Originally from Kryvy Rig, in the center of the country, the two women fled Ukraine at the start of the Russian invasion on February 24 to join family friends living in Izmir, Turkey.
As a clerk in a marketing company, Tatiana, who previously worked in Kyiv, easily continued her activity by teleworking from Turkey.
“But four months is enough. It’s not easy to live in a country you don’t know anything about, whose language you don’t speak,” explains the young woman, who does not give her last name. “I don’t know what’s going to happen or when the war will end, but we’re going home.”
Lots of women and children on the night train. There are also a few men, like a silent thirty-year-old, who stands for long moments in the hallway, watching the green landscapes of Ukraine slowly drifting past the window.
Maxime goes to the Donbass, the mining region in the east of the country that the Russians want complete control of and where war is raging relentlessly. The bombardments there are incessant and Russian forces are slowly but surely gaining ground at the cost of many lives and massive destruction.
“I have to see a lot of people there again. If they are not dead,” says this man simply, returning after a two-month absence.
What about the long waiting times and the train standing still at the border on the Polish side, then on the Ukrainian side? Nobody shows the slightest impatience. Everyone knows that the journey will take more than 15 hours.
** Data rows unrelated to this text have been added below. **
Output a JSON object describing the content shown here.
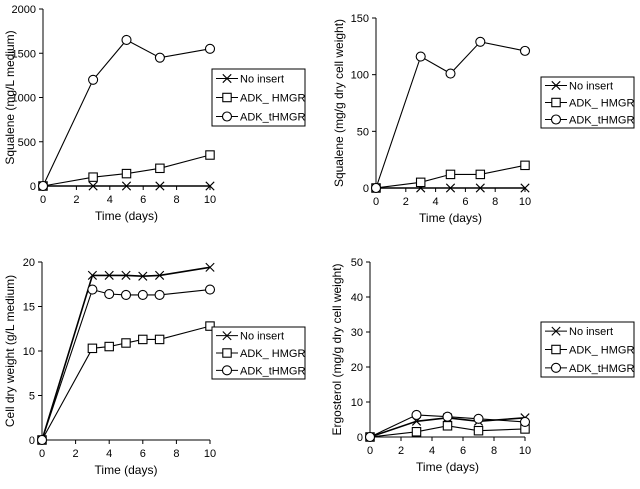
{
  "chart_data": [
    {
      "type": "line",
      "xlabel": "Time (days)",
      "ylabel": "Squalene (mg/L medium)",
      "xlim": [
        0,
        10
      ],
      "ylim": [
        0,
        2000
      ],
      "xticks": [
        0,
        2,
        4,
        6,
        8,
        10
      ],
      "yticks": [
        0,
        500,
        1000,
        1500,
        2000
      ],
      "legend_position": "right",
      "grid": false,
      "series": [
        {
          "name": "No insert",
          "marker": "x",
          "x": [
            0,
            3,
            5,
            7,
            10
          ],
          "y": [
            0,
            0,
            0,
            0,
            0
          ]
        },
        {
          "name": "ADK_ HMGR",
          "marker": "square",
          "x": [
            0,
            3,
            5,
            7,
            10
          ],
          "y": [
            0,
            100,
            140,
            200,
            350
          ]
        },
        {
          "name": "ADK_tHMGR",
          "marker": "circle",
          "x": [
            0,
            3,
            5,
            7,
            10
          ],
          "y": [
            0,
            1200,
            1650,
            1450,
            1550
          ]
        }
      ]
    },
    {
      "type": "line",
      "xlabel": "Time (days)",
      "ylabel": "Squalene (mg/g dry cell weight)",
      "xlim": [
        0,
        10
      ],
      "ylim": [
        0,
        150
      ],
      "xticks": [
        0,
        2,
        4,
        6,
        8,
        10
      ],
      "yticks": [
        0,
        50,
        100,
        150
      ],
      "legend_position": "right",
      "grid": false,
      "series": [
        {
          "name": "No insert",
          "marker": "x",
          "x": [
            0,
            3,
            5,
            7,
            10
          ],
          "y": [
            0,
            0,
            0,
            0,
            0
          ]
        },
        {
          "name": "ADK_ HMGR",
          "marker": "square",
          "x": [
            0,
            3,
            5,
            7,
            10
          ],
          "y": [
            0,
            5,
            12,
            12,
            20
          ]
        },
        {
          "name": "ADK_tHMGR",
          "marker": "circle",
          "x": [
            0,
            3,
            5,
            7,
            10
          ],
          "y": [
            0,
            116,
            101,
            129,
            121
          ]
        }
      ]
    },
    {
      "type": "line",
      "xlabel": "Time (days)",
      "ylabel": "Cell dry weight (g/L medium)",
      "xlim": [
        0,
        10
      ],
      "ylim": [
        0,
        20
      ],
      "xticks": [
        0,
        2,
        4,
        6,
        8,
        10
      ],
      "yticks": [
        0,
        5,
        10,
        15,
        20
      ],
      "legend_position": "right",
      "grid": false,
      "series": [
        {
          "name": "No insert",
          "marker": "x",
          "x": [
            0,
            3,
            4,
            5,
            6,
            7,
            10
          ],
          "y": [
            0,
            18.5,
            18.5,
            18.5,
            18.4,
            18.5,
            19.4
          ]
        },
        {
          "name": "ADK_ HMGR",
          "marker": "square",
          "x": [
            0,
            3,
            4,
            5,
            6,
            7,
            10
          ],
          "y": [
            0,
            10.3,
            10.5,
            10.9,
            11.3,
            11.3,
            12.8
          ]
        },
        {
          "name": "ADK_tHMGR",
          "marker": "circle",
          "x": [
            0,
            3,
            4,
            5,
            6,
            7,
            10
          ],
          "y": [
            0,
            16.9,
            16.4,
            16.3,
            16.3,
            16.3,
            16.9
          ]
        }
      ]
    },
    {
      "type": "line",
      "xlabel": "Time (days)",
      "ylabel": "Ergosterol (mg/g dry cell weight)",
      "xlim": [
        0,
        10
      ],
      "ylim": [
        0,
        50
      ],
      "xticks": [
        0,
        2,
        4,
        6,
        8,
        10
      ],
      "yticks": [
        0,
        10,
        20,
        30,
        40,
        50
      ],
      "legend_position": "right",
      "grid": false,
      "series": [
        {
          "name": "No insert",
          "marker": "x",
          "x": [
            0,
            3,
            5,
            7,
            10
          ],
          "y": [
            0,
            4.5,
            5.5,
            4.5,
            5.5
          ]
        },
        {
          "name": "ADK_ HMGR",
          "marker": "square",
          "x": [
            0,
            3,
            5,
            7,
            10
          ],
          "y": [
            0,
            1.5,
            3.2,
            1.8,
            2.3
          ]
        },
        {
          "name": "ADK_tHMGR",
          "marker": "circle",
          "x": [
            0,
            3,
            5,
            7,
            10
          ],
          "y": [
            0,
            6.3,
            5.8,
            5.2,
            4.3
          ]
        }
      ]
    }
  ]
}
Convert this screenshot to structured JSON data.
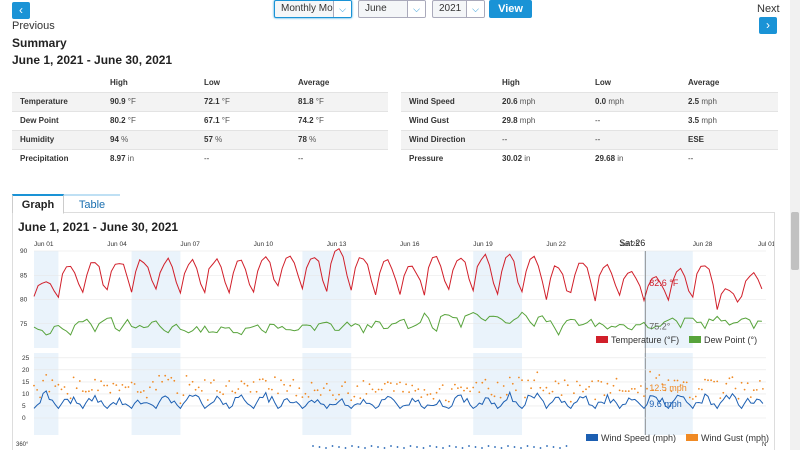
{
  "nav": {
    "prev_icon": "chevron-left-icon",
    "prev_glyph": "‹",
    "prev_label": "Previous",
    "next_icon": "chevron-right-icon",
    "next_glyph": "›",
    "next_label": "Next"
  },
  "controls": {
    "mode_value": "Monthly Mode",
    "month_value": "June",
    "year_value": "2021",
    "dropdown_glyph": "⌵",
    "view_label": "View"
  },
  "summary": {
    "heading": "Summary",
    "range": "June 1, 2021 - June 30, 2021",
    "left_table": {
      "headers": [
        "",
        "High",
        "Low",
        "Average"
      ],
      "rows": [
        {
          "label": "Temperature",
          "high": "90.9",
          "high_unit": " °F",
          "low": "72.1",
          "low_unit": " °F",
          "avg": "81.8",
          "avg_unit": " °F"
        },
        {
          "label": "Dew Point",
          "high": "80.2",
          "high_unit": " °F",
          "low": "67.1",
          "low_unit": " °F",
          "avg": "74.2",
          "avg_unit": " °F"
        },
        {
          "label": "Humidity",
          "high": "94",
          "high_unit": " %",
          "low": "57",
          "low_unit": " %",
          "avg": "78",
          "avg_unit": " %"
        },
        {
          "label": "Precipitation",
          "high": "8.97",
          "high_unit": " in",
          "low": "--",
          "low_unit": "",
          "avg": "--",
          "avg_unit": ""
        }
      ]
    },
    "right_table": {
      "headers": [
        "",
        "High",
        "Low",
        "Average"
      ],
      "rows": [
        {
          "label": "Wind Speed",
          "high": "20.6",
          "high_unit": " mph",
          "low": "0.0",
          "low_unit": " mph",
          "avg": "2.5",
          "avg_unit": " mph"
        },
        {
          "label": "Wind Gust",
          "high": "29.8",
          "high_unit": " mph",
          "low": "--",
          "low_unit": "",
          "avg": "3.5",
          "avg_unit": " mph"
        },
        {
          "label": "Wind Direction",
          "high": "--",
          "high_unit": "",
          "low": "--",
          "low_unit": "",
          "avg": "ESE",
          "avg_unit": ""
        },
        {
          "label": "Pressure",
          "high": "30.02",
          "high_unit": " in",
          "low": "29.68",
          "low_unit": " in",
          "avg": "--",
          "avg_unit": ""
        }
      ]
    }
  },
  "tabs": {
    "graph": "Graph",
    "table": "Table",
    "active": "Graph"
  },
  "graph": {
    "range_title": "June 1, 2021 - June 30, 2021",
    "hover_label": "Sat 26",
    "colors": {
      "temperature": "#d11f2a",
      "dew_point": "#57a33b",
      "wind_speed": "#1c5fb2",
      "wind_gust": "#f08a24",
      "band": "#eaf3fb"
    }
  },
  "chart_data": [
    {
      "type": "line",
      "x_ticks": [
        "Jun 01",
        "Jun 04",
        "Jun 07",
        "Jun 10",
        "Jun 13",
        "Jun 16",
        "Jun 19",
        "Jun 22",
        "Jun 25",
        "Jun 28",
        "Jul 01"
      ],
      "y_ticks": [
        "90",
        "85",
        "80",
        "75"
      ],
      "ylim": [
        70,
        90
      ],
      "xlim_days": [
        1,
        31
      ],
      "series": [
        {
          "name": "Temperature (°F)",
          "color": "#d11f2a",
          "daily_low": [
            79,
            78,
            78,
            79,
            79,
            79,
            78,
            79,
            78,
            78,
            79,
            79,
            78,
            78,
            78,
            79,
            77,
            78,
            78,
            78,
            78,
            77,
            78,
            77,
            78,
            78,
            77,
            78,
            76,
            78
          ],
          "daily_high": [
            84,
            87,
            88,
            88,
            88,
            88,
            88,
            88,
            88,
            89,
            89,
            89,
            90,
            89,
            88,
            87,
            89,
            89,
            89,
            89,
            89,
            87,
            88,
            87,
            86,
            85,
            86,
            87,
            82,
            85
          ]
        },
        {
          "name": "Dew Point (°F)",
          "color": "#57a33b",
          "daily_low": [
            72,
            72,
            73,
            73,
            73,
            72,
            73,
            73,
            73,
            73,
            73,
            73,
            73,
            73,
            73,
            73,
            72,
            74,
            74,
            74,
            74,
            72,
            74,
            74,
            74,
            74,
            74,
            74,
            74,
            74
          ],
          "daily_high": [
            74,
            75,
            76,
            76,
            75,
            75,
            74,
            74,
            74,
            75,
            74,
            75,
            75,
            75,
            75,
            76,
            77,
            77,
            77,
            77,
            77,
            76,
            76,
            75,
            75,
            75,
            76,
            76,
            76,
            76
          ]
        }
      ],
      "hover": {
        "day": "Sat 26",
        "temperature": "82.6 °F",
        "dew_point": "75.2°"
      },
      "legend": [
        "Temperature (°F)",
        "Dew Point (°)"
      ]
    },
    {
      "type": "line",
      "x_ticks": [
        "Jun 01",
        "Jun 04",
        "Jun 07",
        "Jun 10",
        "Jun 13",
        "Jun 16",
        "Jun 19",
        "Jun 22",
        "Jun 25",
        "Jun 28",
        "Jul 01"
      ],
      "y_ticks": [
        "25",
        "20",
        "15",
        "10",
        "5",
        "0"
      ],
      "ylim": [
        0,
        27
      ],
      "series": [
        {
          "name": "Wind Speed (mph)",
          "color": "#1c5fb2",
          "daily_peak": [
            12,
            10,
            10,
            9,
            10,
            11,
            11,
            11,
            11,
            11,
            10,
            9,
            9,
            10,
            10,
            9,
            8,
            10,
            10,
            11,
            12,
            10,
            11,
            11,
            9,
            12,
            10,
            10,
            11,
            10
          ]
        },
        {
          "name": "Wind Gust (mph)",
          "color": "#f08a24",
          "daily_peak": [
            16,
            15,
            14,
            13,
            14,
            16,
            16,
            15,
            15,
            15,
            14,
            13,
            13,
            14,
            14,
            13,
            12,
            14,
            14,
            15,
            17,
            14,
            15,
            15,
            13,
            20,
            14,
            14,
            15,
            14
          ]
        }
      ],
      "hover": {
        "gust": "12.5 mph",
        "speed": "9.6 mph"
      },
      "legend": [
        "Wind Speed (mph)",
        "Wind Gust (mph)"
      ]
    },
    {
      "type": "scatter",
      "y_ticks": [
        "360°"
      ],
      "x_edge_label": "N"
    }
  ]
}
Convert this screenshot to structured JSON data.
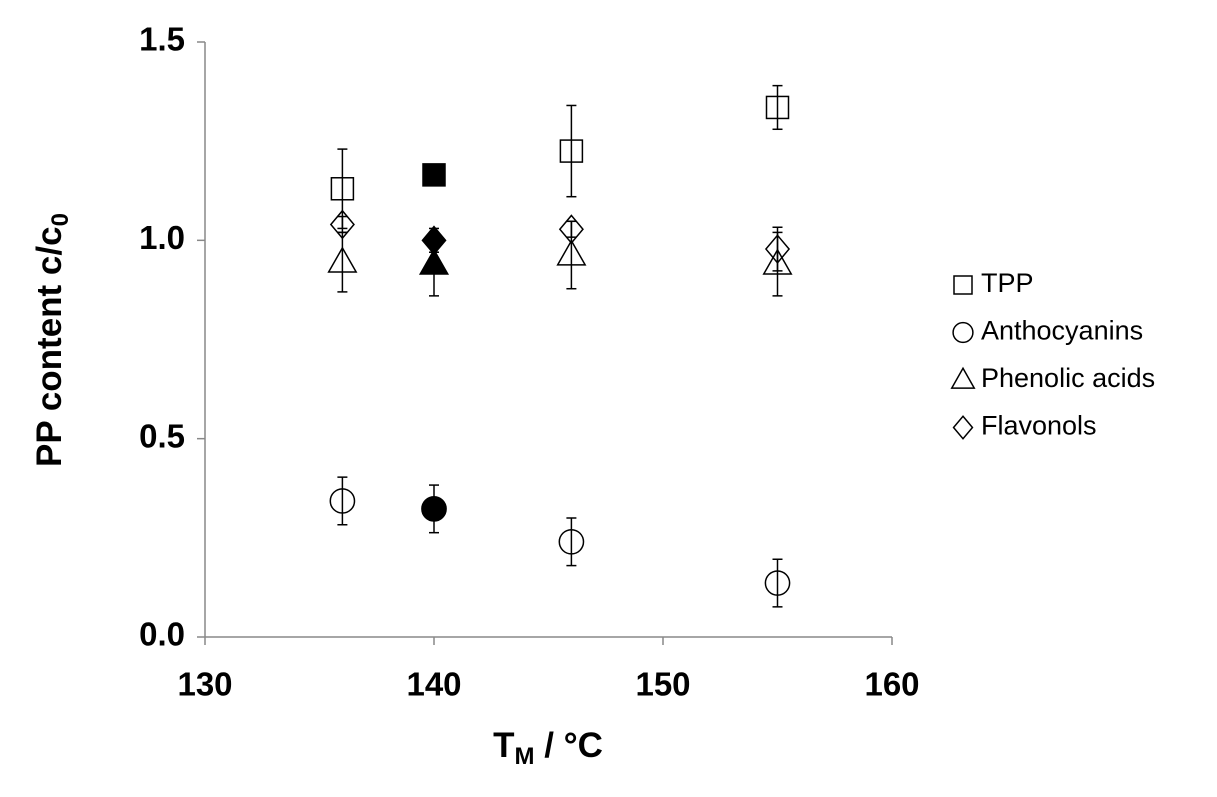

All of these travelers are linked by a subtle, imperceptible bond. Regardless of their personal story, their reasons that they generally don’t want to get into, they need to come back together.
Two young women who didn’t know each other talk quietly in the hallway late into the night.
A tube of Ed Sheeran quietly escapes from a compartment.
The blond inspector, authoritative but friendly, comes by, takes orders for tea or water and checks that everyone is seated.
As Kyiv approaches in the morning, the same calm atmosphere pervades the train, but the eyes sparkle more and a kind of solemnity sets in. Traveling in shorts and flip-flops, the good-natured compartment chief put on a white shirt and uniform. Travelers wisely tidy up their beds, empty their trash cans.
The train pulls into the station. Tatiana still has her big smile and asks her fellow travelers to “take care” of her.
The driver unloads the suitcases, takes the passengers by the hands and helps them down to the platform where the husbands, fathers and brothers are waiting for their families, bouquets in hand.
The Ukrainian capital has returned to more or less “normal” life since Russian troops withdrew from the Kyiv region in April. According to the latest figures available, almost two-thirds of the capital’s 3.5 million residents have already returned.
Nationally, of the 7.3 million refugees who have left Ukraine since the invasion began, 2.3 million have already returned, according to data released June 9 by the United Nations High Commissioner for Refugees.
However, on June 23, according to Ukrainian border guards, the number of people leaving the country via the western borders (45,000) exceeded the number of arrivals (40,000) for the first time, marking a reversal of the return trend observed since mid-May.